Wait until Johnson complains about the tires.

How many tires were used. How many had problems. How many drivers didn’t have problems. Why didn’t they? Same tires.


Fine. Then let there be competition. Bring back Hoosiers.


That will never happen. Not only because BZF’s marketing firm has Goodyear as a client. But because the teams don’t want two tire companies competing against each other. Safety is one reason, but also because if you align with the slower tire youre screwed.


If you lived through the Hoosier/Goodyear war, you don’t want them back. F1 has Supersoft tires. NASCAR would have Supersuperdupersoft. Not good for more than three or four laps. But they qualify fast.

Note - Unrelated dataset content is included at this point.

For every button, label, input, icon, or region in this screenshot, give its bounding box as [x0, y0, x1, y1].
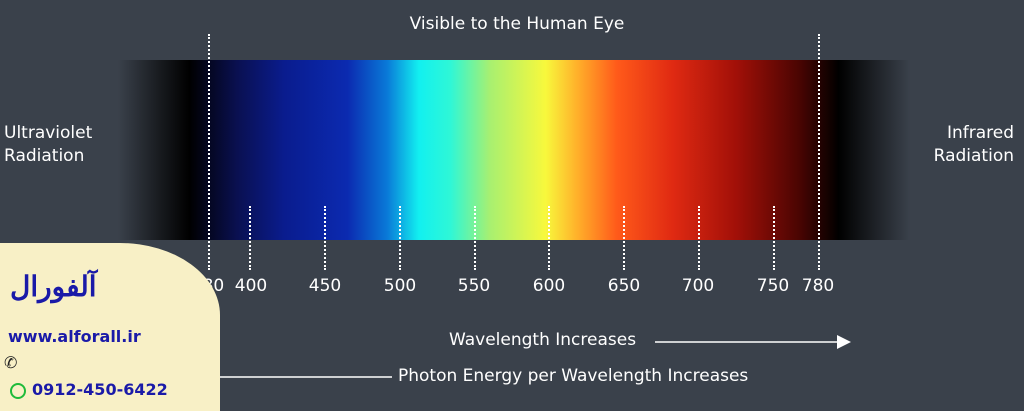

Yup. I lived through it. I still think competition makes for a better end product. nascrap can set specs for compound resiliency, camber/caster/toe limits, etc. Heck, everything else about their ‘stock’ car is spec, why can’t the tires be also? Align with the slower tire? So be it…freedom of choice, right?

I doubt Hoosier is willing to get back into nascrap, anyhow. Guessing old grey hairs (like me) blame them for Neil Bonnet and Rodney Orr (which I don’t).


The tire companies want the fastest time for the pole position and the compound gets too soft in order to get them and the tire doesn’t last.


Hence the specification to limit softness, etc.


The tire companies would not agree to compound limits.


for those that remember the Hoosier?Goodyear wars it was the teams complaints that brought it to an end. They had rather be equal with an average product than somebody potentially having something better.


I love it, “competition is a safety issue” you would have to dig deep to come up with that statement after watching Larson blow a tire and is very lucky he did not get seriously injured. Political BS we expect from politicians , but not commenting on the tire issue. Is the writer a shill for Goodyear and Nascar? Sure appears that way.


And if the tires were too hard, the drivers would complain all day that they couldn’t pass (see Atlanta Spring race 2008).